Quoth Manfred Lotz <
manfre...@arcor.de>:
> On Tue, 14 May 2013 21:27:49 +0100
> Ben Morrow <
b...@morrow.me.uk> wrote:
> >
> > That is exactly what Peter was trying to explain. Because of the 'use
> > utf8', perl has already decoded the UTF-8 in the source code file into
> > Unicode characters, so $string does *not* contain "\x48\xc3\xa4":
> > instead it contains "\x48\xe4". The e4 is because 'ä', as a Unicode
> > character, has ordinal 0x34. This string, which happens to contain
> > only bytes though it could easily not have done, is not valid UTF-8,
> > so decode croaks.
> >
>
> Ok, I agree that perl decodes 'ä' (which is utf8 x'c3a4' in the file) to
> unicode \x{e4}.
>
> Nevertheless the ä is a valid utf8 char.
No, you're confused about the difference between 'UTF-8' and 'Unicode'.
Unicode is a big list of characters, with names and associated semantics
(like 'the lowercase of character 'A' is character 'a''). Each of these
characters has been given a number; some of these numbers are >255, so
it isn't possible to represent a string of Unicode characters directly
with a string of bytes, the way you can with ASCII or Latin-1.
This is a problem, given that files (on most systems) and TCP
connections and so on are defined as strings of bytes, To solve it,
various 'Unicode Transformation Formats' have been invented.

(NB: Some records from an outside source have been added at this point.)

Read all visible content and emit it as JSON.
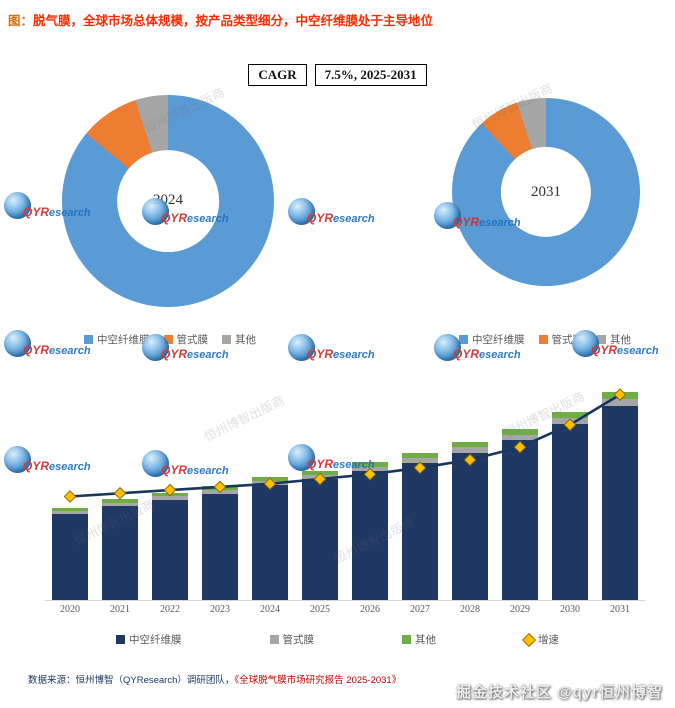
{
  "header": {
    "figure_label": "图：",
    "title": "脱气膜，全球市场总体规模，按产品类型细分，中空纤维膜处于主导地位"
  },
  "cagr": {
    "label": "CAGR",
    "value": "7.5%, 2025-2031"
  },
  "footer": {
    "source_prefix": "数据来源：恒州博智（QYResearch）调研团队，",
    "source_report": "《全球脱气膜市场研究报告 2025-2031》",
    "bottom_watermark": "掘金技术社区 @qyr恒州博智"
  },
  "watermark": {
    "brand_left": "QYR",
    "brand_right": "esearch",
    "diagonal_text": "恒州博智出版商"
  },
  "colors": {
    "hollow_fiber": "#1F3864",
    "tubular": "#A6A6A6",
    "other": "#70AD47",
    "pie_blue": "#5B9BD5",
    "pie_orange": "#ED7D31",
    "pie_gray": "#A6A6A6",
    "growth_line": "#17375E",
    "growth_marker": "#FFC000"
  },
  "chart_data": [
    {
      "type": "pie",
      "donut": true,
      "title": "2024",
      "categories": [
        "中空纤维膜",
        "管式膜",
        "其他"
      ],
      "values": [
        86,
        9,
        5
      ],
      "colors": [
        "#5B9BD5",
        "#ED7D31",
        "#A6A6A6"
      ],
      "legend_position": "bottom"
    },
    {
      "type": "pie",
      "donut": true,
      "title": "2031",
      "categories": [
        "中空纤维膜",
        "管式膜",
        "其他"
      ],
      "values": [
        88,
        7,
        5
      ],
      "colors": [
        "#5B9BD5",
        "#ED7D31",
        "#A6A6A6"
      ],
      "legend_position": "bottom"
    },
    {
      "type": "bar",
      "stacked": true,
      "title": "",
      "xlabel": "",
      "ylabel": "",
      "categories": [
        "2020",
        "2021",
        "2022",
        "2023",
        "2024",
        "2025",
        "2026",
        "2027",
        "2028",
        "2029",
        "2030",
        "2031"
      ],
      "series": [
        {
          "name": "中空纤维膜",
          "type": "bar",
          "color": "#1F3864",
          "values": [
            42,
            46,
            49,
            52,
            56,
            59,
            63,
            67,
            72,
            78,
            86,
            95
          ]
        },
        {
          "name": "管式膜",
          "type": "bar",
          "color": "#A6A6A6",
          "values": [
            1.5,
            1.6,
            1.7,
            1.8,
            2.0,
            2.1,
            2.2,
            2.4,
            2.6,
            2.8,
            3.0,
            3.3
          ]
        },
        {
          "name": "其他",
          "type": "bar",
          "color": "#70AD47",
          "values": [
            1.5,
            1.6,
            1.7,
            1.8,
            2.0,
            2.1,
            2.2,
            2.4,
            2.6,
            2.8,
            3.0,
            3.3
          ]
        },
        {
          "name": "增速",
          "type": "line",
          "color": "#17375E",
          "marker": "#FFC000",
          "values": [
            6.5,
            6.7,
            6.9,
            7.1,
            7.3,
            7.6,
            7.9,
            8.3,
            8.8,
            9.6,
            11.0,
            12.9
          ]
        }
      ],
      "ylim": [
        0,
        105
      ],
      "y2lim": [
        0,
        13.5
      ],
      "grid": false,
      "legend_position": "bottom"
    }
  ]
}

The one
usually used on Unix systems and in Internet protocols is called
'UTF-8'; if you feed a string of Unicode characters into a UTF-8 encoder
you get a string of bytes out, and if you feed a string of bytes into a
UTF-8 decoder you either get a string of Unicode characters or you get
an error, if the string of bytes wasn't valid UTF-8.
Perl strings are always strings of Unicode characters[0]. If you want to
represent a string of bytes in Perl, you do so by using a string of
characters all of which happen to have an ordinal value less than 256.

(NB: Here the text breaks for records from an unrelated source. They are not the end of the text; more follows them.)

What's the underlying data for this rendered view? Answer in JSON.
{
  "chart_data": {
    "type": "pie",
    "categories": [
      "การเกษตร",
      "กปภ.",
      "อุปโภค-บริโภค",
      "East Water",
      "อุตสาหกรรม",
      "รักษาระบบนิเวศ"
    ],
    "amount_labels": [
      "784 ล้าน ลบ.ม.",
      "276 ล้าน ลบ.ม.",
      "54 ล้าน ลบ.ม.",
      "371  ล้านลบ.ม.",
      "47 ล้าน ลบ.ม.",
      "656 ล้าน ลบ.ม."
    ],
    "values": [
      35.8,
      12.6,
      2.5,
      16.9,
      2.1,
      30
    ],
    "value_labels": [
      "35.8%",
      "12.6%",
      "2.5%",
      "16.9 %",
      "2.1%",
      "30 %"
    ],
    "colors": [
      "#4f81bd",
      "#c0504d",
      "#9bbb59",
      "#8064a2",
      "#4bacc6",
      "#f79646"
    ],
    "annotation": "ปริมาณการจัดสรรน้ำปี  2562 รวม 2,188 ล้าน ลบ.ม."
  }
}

Perl does not make any attempt to keep track of whether a given string
was supposed to be 'a string of bytes' or not: you have to do this
yourself[1].
If you read a string from a file (without doing anything special to the
filehandle first), you will always get a string of bytes, because the
Unix file-reading APIs only support files that consist of strings of
bytes. If that string of bytes was supposed to be UTF-8, and you want to
manipulate it as a string of Unicode characters, you have to pass it
through Encode::decode. Since not all strings of bytes are valid UTF-8
this can function can fail; this is what Peter posted.
If you write a string to a file (without...), the characters in the
string are written out directly as bytes. If they all have ordinals
below 256 this will effectively leave the file encoded in ISO8859-1,
since the first 256 Unicode characters have the same numbers as the 256
ISO8859-1 characters. If you try to write a character with ordinal 256
or greater, you will get a warning and stupid behaviour, because there
simply isn't any way to write a byte to a file with a value greater than
255[2]. If you want to write UTF-8 to a file, you have to encode your
string of characters (which may have ordinals >255) using
Encode::encode, which will return a string with all ordinals <256 which
you can write to the file.
So "\x48\xc3\xa4" is valid UTF-8. If you decode it into Unicode
characters, you get the string "\x48\xe4", which is *not* valid UTF-8.
What are you actually trying to do here? That is, why do you think you
need to check if a string is valid UTF-8?
Ben
[0, 1] Historical footnotes: Perl's Unicode support was started in
perl 5.6, and first became usable in 5.8. In the beginning the intention
was that Perl should keep track of whether a given string was a string
of bytes or a string of Unicode characters, and treat the string
differently (for some operations) in each case. This turned out to be a
nightmare, because Perl's dynamic typing system meant that strings kept
being unexpectedly converted from one type to the other, making it very
difficult to predict which behaviour a given operator would actually
use.
After a great deal of argument, the design was eventually changed to the
one I described above, and any remnants of the old design were
designated 'The Unicode Bug'. I believe the first version of perl which
properly fixed the Unicode Bug is 5.14, though there are still functions
in the API which shouldn't really be there. As a rule of thumb, any
function which mentions 'the UTF8 flag' is not a function you should be
using, unless you're trying to work around bugs in an XS module.
[2] The behaviour is stupider than in ought to be: what in fact happens
is that Perl encodes the character as UTF-8 and writes that out. This
will almost certainly make the file unreadable, since some parts will be
in UTF-8 and some parts will not. Properly perl ought to either give a
fatal error or write nothing at all.